Software Development Plan, December 2017

This is an archived copy of the software development plan Gaurav wrote up in December 2017. The plan itself is now being maintained as a Github project, and the overall list of project aims and goals has been moved to this Wiki, and should be edited there.

This software development plan is intended as to list all the software components we would like to build as part of the Phyloreferencing project. It will provide us with a comprehensive overview of current and future development efforts, organize development into phases, and allow us to precisely scope each component. Given that this is a research project, these plans (and especially the time estimates) should be generally considered extremely approximate and may change dramatically based at what we learn at each stage of development.

Software components

These have been entirely transferred to https://github.com/phyloref/organization/projects/1.

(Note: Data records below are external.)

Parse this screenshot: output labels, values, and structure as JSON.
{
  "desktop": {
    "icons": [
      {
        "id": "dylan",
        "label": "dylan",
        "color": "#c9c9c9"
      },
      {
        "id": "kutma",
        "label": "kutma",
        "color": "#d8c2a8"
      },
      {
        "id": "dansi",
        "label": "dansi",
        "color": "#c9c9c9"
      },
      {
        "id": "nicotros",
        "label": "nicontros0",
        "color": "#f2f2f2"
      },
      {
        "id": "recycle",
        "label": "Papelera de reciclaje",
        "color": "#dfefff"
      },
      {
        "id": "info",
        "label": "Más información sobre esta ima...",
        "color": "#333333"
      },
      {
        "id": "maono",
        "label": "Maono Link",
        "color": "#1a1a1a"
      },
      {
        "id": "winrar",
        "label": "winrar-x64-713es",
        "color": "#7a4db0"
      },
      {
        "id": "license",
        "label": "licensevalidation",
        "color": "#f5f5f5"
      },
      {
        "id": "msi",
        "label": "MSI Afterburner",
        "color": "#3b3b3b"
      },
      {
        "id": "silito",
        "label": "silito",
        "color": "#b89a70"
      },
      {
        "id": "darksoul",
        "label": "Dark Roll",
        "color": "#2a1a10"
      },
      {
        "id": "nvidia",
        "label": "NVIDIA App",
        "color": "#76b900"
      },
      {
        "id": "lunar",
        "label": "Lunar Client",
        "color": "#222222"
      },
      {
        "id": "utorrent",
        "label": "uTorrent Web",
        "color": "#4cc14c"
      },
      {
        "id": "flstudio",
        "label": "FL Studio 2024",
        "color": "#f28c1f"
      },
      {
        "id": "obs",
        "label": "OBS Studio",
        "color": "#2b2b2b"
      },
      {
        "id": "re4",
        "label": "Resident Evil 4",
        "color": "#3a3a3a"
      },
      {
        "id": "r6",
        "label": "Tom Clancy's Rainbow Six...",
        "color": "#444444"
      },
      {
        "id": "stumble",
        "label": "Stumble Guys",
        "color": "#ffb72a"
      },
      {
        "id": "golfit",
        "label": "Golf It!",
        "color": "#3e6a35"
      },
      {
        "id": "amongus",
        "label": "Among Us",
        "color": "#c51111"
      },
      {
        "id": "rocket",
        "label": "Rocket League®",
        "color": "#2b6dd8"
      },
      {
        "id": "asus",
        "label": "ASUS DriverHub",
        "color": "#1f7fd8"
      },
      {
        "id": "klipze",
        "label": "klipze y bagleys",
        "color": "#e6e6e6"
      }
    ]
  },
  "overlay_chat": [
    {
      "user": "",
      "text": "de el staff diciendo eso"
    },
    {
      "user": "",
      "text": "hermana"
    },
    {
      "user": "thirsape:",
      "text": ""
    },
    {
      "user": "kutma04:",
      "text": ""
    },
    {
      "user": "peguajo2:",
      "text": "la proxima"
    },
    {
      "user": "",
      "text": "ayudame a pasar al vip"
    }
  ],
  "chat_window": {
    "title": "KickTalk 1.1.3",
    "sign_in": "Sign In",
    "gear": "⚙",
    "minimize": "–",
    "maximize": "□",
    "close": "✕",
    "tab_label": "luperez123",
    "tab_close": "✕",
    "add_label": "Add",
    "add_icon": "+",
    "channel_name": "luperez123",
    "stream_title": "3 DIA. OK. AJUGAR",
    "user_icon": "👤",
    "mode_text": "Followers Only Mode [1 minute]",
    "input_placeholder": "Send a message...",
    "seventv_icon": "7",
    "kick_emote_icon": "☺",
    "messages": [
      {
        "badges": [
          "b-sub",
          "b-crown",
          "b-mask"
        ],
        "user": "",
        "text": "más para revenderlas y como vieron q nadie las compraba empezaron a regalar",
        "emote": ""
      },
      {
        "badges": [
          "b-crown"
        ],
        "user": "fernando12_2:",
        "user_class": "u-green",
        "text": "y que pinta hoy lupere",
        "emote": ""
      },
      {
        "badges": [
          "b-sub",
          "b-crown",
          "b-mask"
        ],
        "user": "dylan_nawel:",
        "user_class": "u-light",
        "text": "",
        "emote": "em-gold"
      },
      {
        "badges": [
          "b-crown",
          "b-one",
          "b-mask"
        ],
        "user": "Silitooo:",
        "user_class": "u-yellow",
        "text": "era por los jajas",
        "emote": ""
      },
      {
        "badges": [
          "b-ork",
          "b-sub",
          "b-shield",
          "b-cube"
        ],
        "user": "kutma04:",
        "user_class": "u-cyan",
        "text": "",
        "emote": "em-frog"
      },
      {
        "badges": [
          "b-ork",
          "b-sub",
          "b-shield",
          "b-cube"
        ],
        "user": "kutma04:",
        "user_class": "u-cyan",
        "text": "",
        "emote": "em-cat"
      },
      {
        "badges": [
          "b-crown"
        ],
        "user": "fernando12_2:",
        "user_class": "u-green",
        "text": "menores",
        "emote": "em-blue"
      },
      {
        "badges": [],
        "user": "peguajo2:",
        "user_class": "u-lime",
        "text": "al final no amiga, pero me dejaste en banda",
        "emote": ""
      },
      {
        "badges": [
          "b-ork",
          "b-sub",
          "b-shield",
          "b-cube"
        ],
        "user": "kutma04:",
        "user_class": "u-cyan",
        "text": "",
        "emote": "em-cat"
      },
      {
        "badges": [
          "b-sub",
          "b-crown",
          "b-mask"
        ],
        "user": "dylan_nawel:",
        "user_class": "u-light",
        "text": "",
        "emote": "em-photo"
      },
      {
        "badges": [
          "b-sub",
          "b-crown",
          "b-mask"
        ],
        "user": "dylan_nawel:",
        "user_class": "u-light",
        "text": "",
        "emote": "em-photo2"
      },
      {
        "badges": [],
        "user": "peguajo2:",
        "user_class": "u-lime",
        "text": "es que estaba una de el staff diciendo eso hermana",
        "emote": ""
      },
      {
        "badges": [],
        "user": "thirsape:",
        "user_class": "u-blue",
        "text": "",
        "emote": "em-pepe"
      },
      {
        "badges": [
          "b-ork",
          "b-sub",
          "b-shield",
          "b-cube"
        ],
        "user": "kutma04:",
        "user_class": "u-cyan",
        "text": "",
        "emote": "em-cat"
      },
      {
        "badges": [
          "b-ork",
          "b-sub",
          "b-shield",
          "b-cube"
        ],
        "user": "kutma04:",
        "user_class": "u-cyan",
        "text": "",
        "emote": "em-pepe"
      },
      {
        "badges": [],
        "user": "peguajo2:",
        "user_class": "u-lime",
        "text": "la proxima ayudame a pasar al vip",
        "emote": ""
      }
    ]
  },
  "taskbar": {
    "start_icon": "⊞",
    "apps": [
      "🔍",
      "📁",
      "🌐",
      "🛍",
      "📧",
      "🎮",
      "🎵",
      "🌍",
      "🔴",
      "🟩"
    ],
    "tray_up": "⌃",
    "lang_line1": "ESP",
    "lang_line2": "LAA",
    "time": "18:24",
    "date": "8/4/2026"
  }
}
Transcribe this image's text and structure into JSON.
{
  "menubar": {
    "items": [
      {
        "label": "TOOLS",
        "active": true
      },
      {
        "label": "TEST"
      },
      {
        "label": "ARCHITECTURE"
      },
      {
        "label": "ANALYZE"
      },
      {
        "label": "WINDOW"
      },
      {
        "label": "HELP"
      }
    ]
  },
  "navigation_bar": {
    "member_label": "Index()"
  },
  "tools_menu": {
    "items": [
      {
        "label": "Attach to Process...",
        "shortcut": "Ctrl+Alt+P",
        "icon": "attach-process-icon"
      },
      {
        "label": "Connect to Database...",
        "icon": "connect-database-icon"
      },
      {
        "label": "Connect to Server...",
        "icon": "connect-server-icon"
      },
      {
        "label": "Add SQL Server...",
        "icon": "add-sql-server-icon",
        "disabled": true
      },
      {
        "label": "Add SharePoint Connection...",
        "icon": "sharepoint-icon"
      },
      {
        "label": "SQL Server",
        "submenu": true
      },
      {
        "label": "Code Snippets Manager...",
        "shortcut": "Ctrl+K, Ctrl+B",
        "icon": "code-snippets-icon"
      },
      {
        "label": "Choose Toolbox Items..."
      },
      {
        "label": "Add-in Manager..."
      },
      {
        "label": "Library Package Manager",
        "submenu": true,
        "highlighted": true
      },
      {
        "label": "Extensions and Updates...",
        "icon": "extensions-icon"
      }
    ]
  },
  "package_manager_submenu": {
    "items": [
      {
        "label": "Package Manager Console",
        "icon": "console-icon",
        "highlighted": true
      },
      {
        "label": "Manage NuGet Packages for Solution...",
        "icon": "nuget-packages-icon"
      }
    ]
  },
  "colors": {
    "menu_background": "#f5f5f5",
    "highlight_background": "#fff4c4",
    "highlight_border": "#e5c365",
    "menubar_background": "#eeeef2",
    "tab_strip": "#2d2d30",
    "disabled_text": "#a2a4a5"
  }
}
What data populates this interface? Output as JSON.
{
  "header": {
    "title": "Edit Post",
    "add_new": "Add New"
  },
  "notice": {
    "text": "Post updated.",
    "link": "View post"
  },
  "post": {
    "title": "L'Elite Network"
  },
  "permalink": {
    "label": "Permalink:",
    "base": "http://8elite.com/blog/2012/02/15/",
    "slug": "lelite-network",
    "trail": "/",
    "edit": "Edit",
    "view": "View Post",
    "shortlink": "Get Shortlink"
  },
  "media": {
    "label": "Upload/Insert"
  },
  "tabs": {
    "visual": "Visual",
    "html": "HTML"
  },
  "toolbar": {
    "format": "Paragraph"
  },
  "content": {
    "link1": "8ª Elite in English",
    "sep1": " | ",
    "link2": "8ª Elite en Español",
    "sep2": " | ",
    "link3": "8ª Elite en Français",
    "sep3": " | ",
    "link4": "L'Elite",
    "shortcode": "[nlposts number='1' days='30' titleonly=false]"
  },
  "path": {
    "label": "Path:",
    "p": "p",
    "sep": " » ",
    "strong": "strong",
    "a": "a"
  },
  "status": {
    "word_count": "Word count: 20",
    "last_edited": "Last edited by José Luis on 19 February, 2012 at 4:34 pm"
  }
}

These project goals can be broken down into a series of software components. I summarize them here, and then provide a thorough description of each software component in the following sections. I measure progress on each component through two metrics:

Specific aims and goals are high-level requirements taken from the project proposal or added subsequently by project personnel. They are intended to be used as a checklist to show how close we are to meeting the overall expectations of our project.
User stories describe individual features that are necessary to make these software components usable and valuable to users, and show how well we understand upcoming requirements. They are intended to be converted to Github issues and form the basis of unit tests.

Component	Status	Specific aims	User stories	Complete by
Phyloreferencing test suite	In development	0/5	0/1	January 2018
Phyloreferencing Python library	In development	3/6	2/5	January 2018
Phyloreferencing Java library	Prototyping	2/4	0/3	January 2018
Phylogeny to OWL conversion tool	In development	1/4	1/4	January 2018
Phyloreferencing specification	Prototyping	4/22	0/12	March 2018
Phyloreference curation tool	→ January 2018	0/4	0/1	March 2018
Phyloreference interface for Regnum	→ March 2018	0/0	0/3	July 2018
Phyloreference navigator and query tool	→ March 2018	0/6	0/14	July 2018

The component statuses listed above are in the following sequence:

Not started: the estimated start date is listed.
Planning: the component is being scoped, either in this document or as a separate document or blog post.
Prototyping: a prototype software tool is being developed that acts as a proof-of-concept and suggests the best way to develop this tool.
In development: the prototype is being expanded to a fully documented, well-designed software program.
Testing: a potential release is ready and is being tested by users inside and outside the project. A comprehensive test suite might be added at this stage.
Complete: all planned development has taken place, the software has been tested and has been used by users outside of the project.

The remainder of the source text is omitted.